En lisant le dernier livre de Sébastien Bailly (qui apporte, lui, des réponses intéressantes), j'ai retenu cette citation qu'il partage, de Antoine Houdar de la Motte (écrivain et dramaturge français du XVII-XVIIIème siècle, je l'ai découvert au passage) :
L’ennui naquit un jour de l’uniformité
C’est donc de là que viendrait ma lassitude ? De ces mêmes mots tellement employés qu’ils en deviennent galvaudés ?
Bien-sûr, ne mettons pas tout le monde dans le même panier.
Il existe des marques créatives. Des marques à la communication différente et différenciante. Mais le constat est là : quand une bonne recette est trouvée, elle est usée jusqu’à ce qu’elle en devienne indigeste. Et d’ailleurs, combien de briefs contiennent comme demandes de coller aux opérations de communication d’une autre marque ?
Je veux une vidéo “à la Brut”
Comment dire autrement sans dire autrement ?
Aujourd'hui, la disruption guette chaque coin de rue. Aujourd'hui on casse les codes, on ose. Aujourd'hui, l'audace est un mot dans toutes les bouches.
Et même chez nous. 😬 👇
Pour exister, quand on crée une entreprise ou qu'on fait vivre une entreprise existante, il faut se positionner dans un univers concurrentiel. Ne pas faire comme les autres. Afficher une différence. Cela passera par les valeurs, les procédés de fabrication, la typologie des produits, l'étendue de la gamme, bref : trouver quelque chose que l'on ne fait pas comme ses concurrents et l'afficher.
Nous construisons donc souvent notre communication "contre" : nous sommes les meilleurs, nous sommes les seuls, nous sommes les premiers.
Et chaque communication comprend les mots (rayez la mention inutile) : oser, innover, autrement, audace, sortir des sentiers battus,… et j’en passe !
Car pour dire que l'on innove, de quels moyens lexicaux disposons-nous ? Le lexique, c'est ce dictionnaire que nous avons tous dans nos cerveaux. Ces mots dans lesquels nous pouvons puiser pour exprimer une idée, diffuser un message.
Sébastien Bailly – toujours lui – recense les différentes recherches effectuées autour du nombre de mots maîtrisés par un locuteur lambda et nous livre, parmi les résultats les plus optimistes :
L’adulte cultivé possèderait un vocabulaire de plusieurs dizaines de milliers de mots.
Plus on maîtrise de mots, plus on peut afficher de la nuance. Mais dans la communication, l'essentiel est de parler un langage qui sera saisi par notre cible.
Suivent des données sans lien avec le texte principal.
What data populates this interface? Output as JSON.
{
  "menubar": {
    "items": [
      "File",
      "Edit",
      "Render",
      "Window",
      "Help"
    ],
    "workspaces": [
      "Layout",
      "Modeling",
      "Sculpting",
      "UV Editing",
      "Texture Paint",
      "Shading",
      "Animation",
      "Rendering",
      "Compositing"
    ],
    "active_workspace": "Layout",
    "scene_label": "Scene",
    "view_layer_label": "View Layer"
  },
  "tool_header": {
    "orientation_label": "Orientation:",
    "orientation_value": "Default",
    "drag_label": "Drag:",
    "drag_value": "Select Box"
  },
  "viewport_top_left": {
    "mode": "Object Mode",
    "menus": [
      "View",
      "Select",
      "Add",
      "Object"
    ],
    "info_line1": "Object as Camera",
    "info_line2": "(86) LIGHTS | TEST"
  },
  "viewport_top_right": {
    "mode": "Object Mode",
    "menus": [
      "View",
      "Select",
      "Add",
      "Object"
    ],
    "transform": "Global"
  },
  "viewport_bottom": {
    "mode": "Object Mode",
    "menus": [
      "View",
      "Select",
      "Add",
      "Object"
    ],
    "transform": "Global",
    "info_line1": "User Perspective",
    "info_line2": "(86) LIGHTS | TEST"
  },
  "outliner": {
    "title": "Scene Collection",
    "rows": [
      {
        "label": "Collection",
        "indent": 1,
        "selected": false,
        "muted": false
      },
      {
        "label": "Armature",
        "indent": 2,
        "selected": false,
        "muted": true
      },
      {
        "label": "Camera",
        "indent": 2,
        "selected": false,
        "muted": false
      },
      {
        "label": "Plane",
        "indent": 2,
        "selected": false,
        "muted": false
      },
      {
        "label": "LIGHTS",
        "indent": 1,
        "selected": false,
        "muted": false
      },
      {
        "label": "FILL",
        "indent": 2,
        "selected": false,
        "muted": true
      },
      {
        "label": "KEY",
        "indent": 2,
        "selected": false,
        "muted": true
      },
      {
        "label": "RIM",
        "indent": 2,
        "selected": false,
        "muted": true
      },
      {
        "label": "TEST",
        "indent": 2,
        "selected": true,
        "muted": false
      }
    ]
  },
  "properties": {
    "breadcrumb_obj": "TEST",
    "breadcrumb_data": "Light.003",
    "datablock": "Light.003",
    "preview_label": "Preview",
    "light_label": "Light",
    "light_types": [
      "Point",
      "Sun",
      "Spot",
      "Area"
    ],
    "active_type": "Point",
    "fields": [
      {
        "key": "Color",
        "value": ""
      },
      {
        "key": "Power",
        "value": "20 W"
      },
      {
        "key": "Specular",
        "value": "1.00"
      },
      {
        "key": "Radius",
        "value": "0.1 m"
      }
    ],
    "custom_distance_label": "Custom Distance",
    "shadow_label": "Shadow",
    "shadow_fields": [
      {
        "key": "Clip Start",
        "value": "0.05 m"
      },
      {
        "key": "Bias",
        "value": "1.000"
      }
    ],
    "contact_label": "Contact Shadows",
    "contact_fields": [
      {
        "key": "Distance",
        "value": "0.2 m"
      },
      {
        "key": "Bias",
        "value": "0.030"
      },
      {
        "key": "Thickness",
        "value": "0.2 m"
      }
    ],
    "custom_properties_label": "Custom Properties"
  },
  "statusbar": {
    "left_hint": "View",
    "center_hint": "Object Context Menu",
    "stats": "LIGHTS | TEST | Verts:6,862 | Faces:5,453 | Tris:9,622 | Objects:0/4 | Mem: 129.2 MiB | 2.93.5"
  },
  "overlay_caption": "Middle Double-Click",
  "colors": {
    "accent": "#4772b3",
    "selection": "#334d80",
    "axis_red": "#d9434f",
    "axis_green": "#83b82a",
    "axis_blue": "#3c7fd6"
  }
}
Et parfois, trouver un terme avec la bonne nuance mais appartenant à un registre loin de celui de nos consommateurs nuit à relation que l'on entretient avec eux.
Donc on se retrouve à utiliser les mêmes mots que tout le monde, parce que ce sont des mots que chacun maîtrise, qu’ils sont porteurs d’un univers référentiel déjà bien habité.
Paul Eluard commence sont poème Pouvoir tout dire par ces vers :
Le tout est de tout dire et je manque de mots
Et je manque de temps et je manque d'audace
Dans le stock lexical auquel nous avons donc accès pour communiquer, nous sommes forcément limités : et pour dire que nous faisons "autrement", nous disposons des mêmes mots que nos concurrents. Est-ce dans leur combinaison que nous pourrons marquer notre différence ?
Les effets de mode, bonne ou mauvaise chose ?
Au final, n'est-ce pas rassurant, d'être comme tout le monde ? Est-ce que le consommateur n'a pas cette envie, d'être rassuré ? De savoir où il va ? De comprendre les codes ?
Casser les codes à tout prix, n'est-ce pas rompre une relation de confiance que l'on entretient avec sa cible ?
Ce montage est édifiant :
Les marques qui ont communiqué pendant la crise sanitaire, pour conserver justement ce lien, ont utilisé les mêmes artifices, les mêmes mots pour au final devenir quasiment similaires. Le même message.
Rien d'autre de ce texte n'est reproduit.